W odmętach feministycznego czerepa. Gwałt lepszy niż seks z partnerem – głosi słynna australijska pisarka Germaine Greer

Feministka Germaine Greer. Fot. twitter
Feministka Germaine Greer. Fot. twitter
REKLAMA

Australijska pisarka Germaine Greer w rozmowie z BBC oznajmiła, że czasami zgwałcenie przez obcego mężczyznę może być „lesze” niż seks ze swoim partnerem. Feministka oblatuje świat promując swą książkę „O Gwałcie”.

Feministka porównuje gwałt do takiego wypadku jak przejechanie przez autobus. Według niej to jednorazowe zdarzenie, po którym można się „otrząsnąć”. Tymczasem czymś znacznie gorszym może być ciągłe uprawianie niechcianego seksu ze swoim partnerem.

REKLAMA

To ważne byśmy nie lekceważyli ciągłego wykorzystania ciała kobiety przez mężczyznę, którego ona kocha – mówił Greer w programie BBC Radio4.

W jakimś sensie takie wykorzystywanie nas (kobiet – przyp. red.) i traktowanie bez należytej uwagi przez kogoś kto jest w twoim życiu, jest gorsze od gwałtu przez kogoś obcego, co oczywiście jest paskudnym przypadkiem.

To jak przejechanie przez autobus. Nie musimy się do tego przyzwyczajać i analizować z tego punktu widzenia swego życia.

Feministka twierdzi również, że należy zmienić przepisy prawne. Według niej w sprawach o gwałt kobiety nie są traktowane jako strona postępowania, ale jako „materiał dowodowy”.

Mówi, że brytyjskie i australijskie sądy postępuje z ofiarami gwałtów jak by były dziećmi. Wskazuje na przykład Belgii gdzie gwałt traktowany jest również jako przestępstwo przeciwko państwu.

O Greer zrobiło się po raz pierwszy głośno po publikacji książki „Kobiecy Eunuch”, w której dowodziła, że mężczyźni nienawidzą kobiet i uczą ich nienawiści do siebie samych. Od tego czasu stała sie jedną z najbardziej znanych feministek na świecie.

Komentarz

Gwałt jest jedną z najokropniejszych zbrodni jakich można się dopuścić. Dlatego nawet w świecie przestępczym uchodzi za rzecz godną potępienia. Niszczy nie tylko cieleśnie ale tez psychicznie.
Na tę zbrodnię szczególnie uczulone są też feministki, które wciąż wmawiają światu istnienie „patriarchalnej kultury gwałtu”, czyli przyzwolenia w męskim świecie na gwałt.

Tymczasem jedna z czołowych światowych feministek trywializuje gwałt. Wszystko po to by dowodzić, że związek z partnerem może być jeszcze bardziej opresyjny. Z drugiej strony zaś domaga się zaostrzenia przepisów dotyczących gwałtu.

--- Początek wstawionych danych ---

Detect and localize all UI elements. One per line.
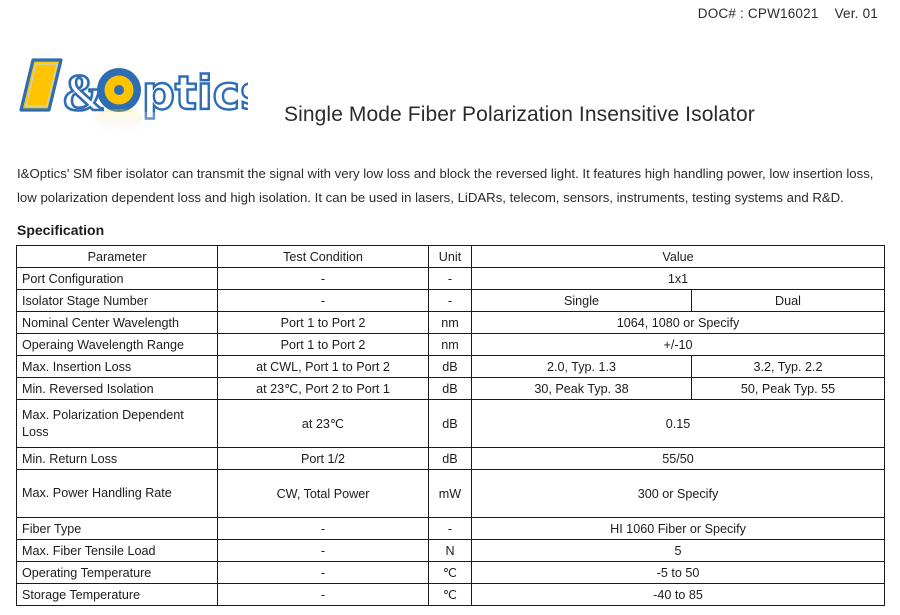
cell-parameter: Isolator Stage Number (16, 289, 218, 312)
cell-parameter: Port Configuration (16, 267, 218, 290)
page-title: Single Mode Fiber Polarization Insensiti… (284, 103, 755, 126)
document-header: DOC# : CPW16021 Ver. 01 (698, 6, 878, 21)
table-row: Operaing Wavelength Range Port 1 to Port … (16, 333, 885, 356)
cell-value: 0.15 (471, 399, 885, 448)
cell-unit: dB (428, 355, 472, 378)
cell-unit: dB (428, 399, 472, 448)
table-row: Operating Temperature - ℃ -5 to 50 (16, 561, 885, 584)
logo-graphic: & ptics (19, 58, 248, 134)
cell-value: 1064, 1080 or Specify (471, 311, 885, 334)
cell-value-single: 30, Peak Typ. 38 (471, 377, 692, 400)
cell-unit: dB (428, 447, 472, 470)
cell-parameter: Operating Temperature (16, 561, 218, 584)
cell-unit: mW (428, 469, 472, 518)
cell-test-condition: at CWL, Port 1 to Port 2 (217, 355, 429, 378)
cell-test-condition: at 23℃, Port 2 to Port 1 (217, 377, 429, 400)
table-row: Nominal Center Wavelength Port 1 to Port … (16, 311, 885, 334)
cell-parameter: Max. Polarization Dependent Loss (16, 399, 218, 448)
table-row: Storage Temperature - ℃ -40 to 85 (16, 583, 885, 606)
cell-test-condition: - (217, 267, 429, 290)
cell-value: 5 (471, 539, 885, 562)
cell-value: HI 1060 Fiber or Specify (471, 517, 885, 540)
cell-value: 300 or Specify (471, 469, 885, 518)
cell-value-single: Single (471, 289, 692, 312)
cell-test-condition: CW, Total Power (217, 469, 429, 518)
cell-unit: dB (428, 377, 472, 400)
cell-unit: nm (428, 333, 472, 356)
table-row: Port Configuration - -1x1 (16, 267, 885, 290)
table-row: Max. Fiber Tensile Load - N 5 (16, 539, 885, 562)
cell-value-single: 2.0, Typ. 1.3 (471, 355, 692, 378)
column-header-test-condition: Test Condition (217, 245, 429, 268)
table-row: Max. Power Handling Rate CW, Total Power m… (16, 469, 885, 518)
cell-test-condition: at 23℃ (217, 399, 429, 448)
cell-parameter: Nominal Center Wavelength (16, 311, 218, 334)
cell-value: -5 to 50 (471, 561, 885, 584)
logo-lens-o (97, 68, 141, 112)
cell-test-condition: Port 1 to Port 2 (217, 333, 429, 356)
cell-unit: ℃ (428, 583, 472, 606)
cell-parameter: Max. Power Handling Rate (16, 469, 218, 518)
cell-test-condition: - (217, 539, 429, 562)
specification-table: Parameter Test Condition Unit Value Port… (16, 245, 885, 606)
cell-parameter: Min. Reversed Isolation (16, 377, 218, 400)
document-number: DOC# : CPW16021 (697, 6, 819, 21)
product-description: I&Optics' SM fiber isolator can transmit… (17, 166, 874, 205)
table-row: Isolator Stage Number - - Single Dual (16, 289, 885, 312)
cell-unit: N (428, 539, 472, 562)
cell-unit: ℃ (428, 561, 472, 584)
table-row: Max. Polarization Dependent Loss at 23℃ dB… (16, 399, 885, 448)
table-header-row: Parameter Test Condition Unit Value (16, 245, 885, 268)
logo-reflection (71, 109, 176, 134)
cell-unit: - (428, 517, 472, 540)
table-row: Max. Insertion Loss at CWL, Port 1 to Por… (16, 355, 885, 378)
cell-value-dual: 3.2, Typ. 2.2 (691, 355, 885, 378)
cell-test-condition: - (217, 289, 429, 312)
cell-value-dual: Dual (691, 289, 885, 312)
svg-text:ptics: ptics (142, 66, 248, 120)
cell-parameter: Fiber Type (16, 517, 218, 540)
cell-test-condition: - (217, 561, 429, 584)
cell-value: 1x1 (471, 267, 885, 290)
column-header-parameter: Parameter (16, 245, 218, 268)
document-version: Ver. 01 (834, 6, 878, 21)
cell-value: +/-10 (471, 333, 885, 356)
column-header-unit: Unit (428, 245, 472, 268)
company-logo: & ptics (16, 52, 248, 134)
cell-unit: nm (428, 311, 472, 334)
cell-unit: - (428, 267, 472, 290)
specification-table-wrapper: Parameter Test Condition Unit Value Port… (16, 245, 885, 606)
table-row: Fiber Type - - HI 1060 Fiber or Specify (16, 517, 885, 540)
cell-value: -40 to 85 (471, 583, 885, 606)
column-header-value: Value (471, 245, 885, 268)
cell-test-condition: Port 1/2 (217, 447, 429, 470)
cell-value: 55/50 (471, 447, 885, 470)
table-row: Min. Reversed Isolation at 23℃, Port 2 to… (16, 377, 885, 400)
cell-test-condition: - (217, 517, 429, 540)
cell-unit: - (428, 289, 472, 312)
cell-parameter: Operaing Wavelength Range (16, 333, 218, 356)
specification-heading: Specification (17, 222, 105, 238)
cell-parameter: Storage Temperature (16, 583, 218, 606)
table-row: Min. Return Loss Port 1/2 dB 55/50 (16, 447, 885, 470)
table-body: Port Configuration - -1x1 Isolator Stage Nu… (16, 267, 885, 606)
cell-test-condition: - (217, 583, 429, 606)
cell-value-dual: 50, Peak Typ. 55 (691, 377, 885, 400)
cell-parameter: Max. Insertion Loss (16, 355, 218, 378)
logo-wordmark-ptics: ptics (141, 65, 248, 121)
logo-letter-i (19, 58, 63, 112)
cell-parameter: Max. Fiber Tensile Load (16, 539, 218, 562)
cell-test-condition: Port 1 to Port 2 (217, 311, 429, 334)
cell-parameter: Min. Return Loss (16, 447, 218, 470)
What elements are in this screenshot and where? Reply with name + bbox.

Feminizm nigdy nie był spójny intelektualnie, tylko zawsze pełen sprzeczności, wykluczających się twierdzeń. Nie wiemy jakie pani feministka ma doświadczenia w seksie ze swymi partnerami. Nie da się wykluczyć, że było jej tak, że wolałaby być gwałcona. Jednak od jej kretyńskich porównań i przemyśleń już tylko krok do postulatu penalizowania seksu np małżeńskiego bardziej niż gwałtu. A nie ma takiej głupoty, której lewica w imię postępu i równości nie jest w stanie przyjąć.